We find that companies and clients often ask for models to follow during change events.  In launching a branding (or re-branding) initiative.  At the kick-off of an enterprise-wide IT implementation.  For a review of HR programs.  During times of corporate combinations, like mergers and divestitures.  And so on. 

Those same-old, same-old models somehow are incorporated into every activity, all change events.  Consultants and employees alike tend to use them as more than patterns, sticking almost slavishly to these guides without much adaptation.  All far from the original intent.

 Let’s go back to the first definition of “template.”  In the 1600s, the French templet referred to a “weaver’s stretcher” or “building for worship” (i.e., temple).  Only 200 years later did its meaning shift into the more modern pattern for shaping a piece of work.  Even Cambridge scientists Francis Crick and James Watson identified template as a strand of uniquely individual DNA that serves as a pattern for the synthesis of a protein or nucleic acid.

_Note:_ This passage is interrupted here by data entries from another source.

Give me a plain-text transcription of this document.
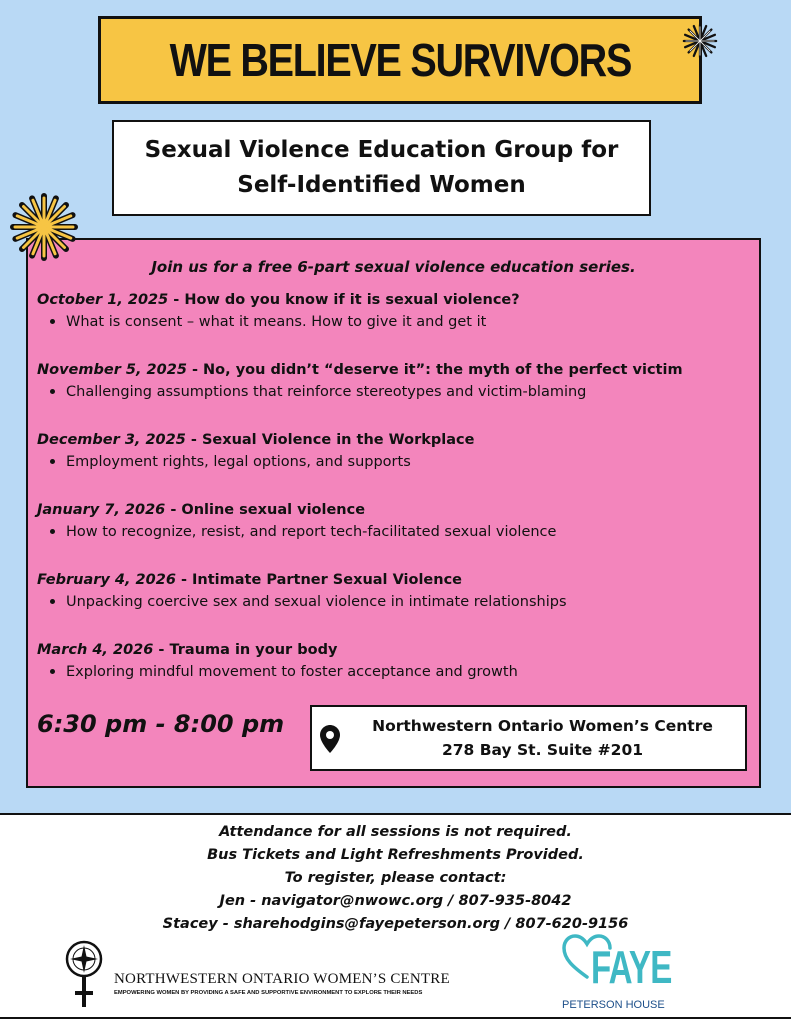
WE BELIEVE SURVIVORS
Sexual Violence Education Group for
Self-Identified Women
Join us for a free 6-part sexual violence education series.
October 1, 2025 - How do you know if it is sexual violence?
What is consent – what it means. How to give it and get it
November 5, 2025 - No, you didn’t “deserve it”: the myth of the perfect victim
Challenging assumptions that reinforce stereotypes and victim-blaming
December 3, 2025 - Sexual Violence in the Workplace
Employment rights, legal options, and supports
January 7, 2026 - Online sexual violence
How to recognize, resist, and report tech-facilitated sexual violence
February 4, 2026 - Intimate Partner Sexual Violence
Unpacking coercive sex and sexual violence in intimate relationships
March 4, 2026 - Trauma in your body
Exploring mindful movement to foster acceptance and growth
6:30 pm - 8:00 pm	Northwestern Ontario Women’s Centre
278 Bay St. Suite #201
Attendance for all sessions is not required.
Bus Tickets and Light Refreshments Provided.
To register, please contact:
Jen - navigator@nwowc.org / 807-935-8042
Stacey - sharehodgins@fayepeterson.org / 807-620-9156
NORTHWESTERN ONTARIO WOMEN’S CENTRE
EMPOWERING WOMEN BY PROVIDING A SAFE AND SUPPORTIVE ENVIRONMENT TO EXPLORE THEIR NEEDS	FAYE
PETERSON HOUSE
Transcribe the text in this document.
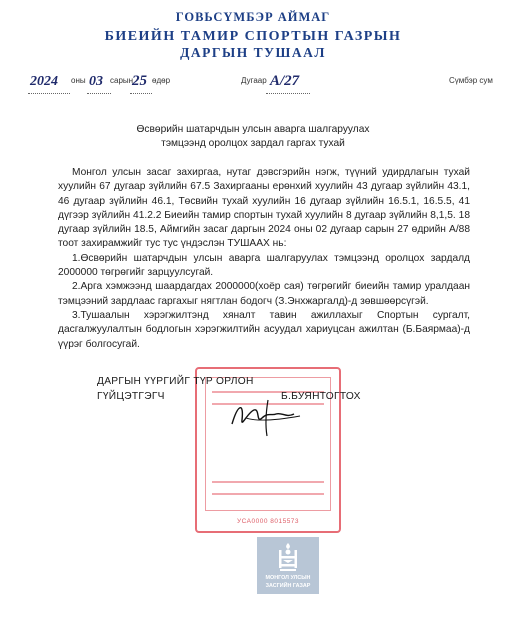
ГОВЬСҮМБЭР АЙМАГ
БИЕИЙН ТАМИР СПОРТЫН ГАЗРЫН
ДАРГЫН ТУШААЛ
2024 оны 03 сарын
25 өдөр	Дугаар A/27	Сүмбэр сум
Өсвөрийн шатарчдын улсын аварга шалгаруулах
тэмцээнд оролцох зардал гаргах тухай
Монгол улсын засаг захиргаа, нутаг дэвсгэрийн нэгж, түүний удирдлагын тухай хуулийн 67 дугаар зүйлийн 67.5 Захиргааны ерөнхий хуулийн 43 дугаар зүйлийн 43.1, 46 дугаар зүйлийн 46.1, Төсвийн тухай хуулийн 16 дугаар зүйлийн 16.5.1, 16.5.5, 41 дүгээр зүйлийн 41.2.2 Биеийн тамир спортын тухай хуулийн 8 дугаар зүйлийн 8,1,5. 18 дугаар зүйлийн 18.5, Аймгийн засаг даргын 2024 оны 02 дугаар сарын 27 өдрийн А/88 тоот захирамжийг тус тус үндэслэн ТУШААХ нь:
1.Өсвөрийн шатарчдын улсын аварга шалгаруулах тэмцээнд оролцох зардалд 2000000 төгрөгийг зарцуулсугай.
2.Арга хэмжээнд шаардагдах 2000000(хоёр сая) төгрөгийг биеийн тамир уралдаан тэмцээний зардлаас гаргахыг нягтлан бодогч (З.Энхжаргалд)-д зөвшөөрсүгэй.
3.Тушаалын хэрэгжилтэнд хяналт тавин ажиллахыг Спортын сургалт, дасгалжуулалтын бодлогын хэрэгжилтийн асуудал хариуцсан ажилтан (Б.Баярмаа)-д үүрэг болгосугай.
УСА0000 8015573
ДАРГЫН ҮҮРГИЙГ ТҮР ОРЛОН
ГҮЙЦЭТГЭГЧ	Б.БУЯНТОГТОХ
МОНГОЛ УЛСЫН
ЗАСГИЙН ГАЗАР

Unfortunately, far from providing a base or foundation for change work, the template becomes our go-to for communications and design (among other purposes).  It rules our world, usually with little room for tailoring it to project needs and audience segments.   Instead of guiding us, it begins to define what we do and how we do it.

Why not return to the art of bespoke, using templates as building blocks only?  It’s certainly not the secret of life, as the two Nobel Prize winners claimed about their DNA discovery.  But bespoke can change our work – and our results, for the better.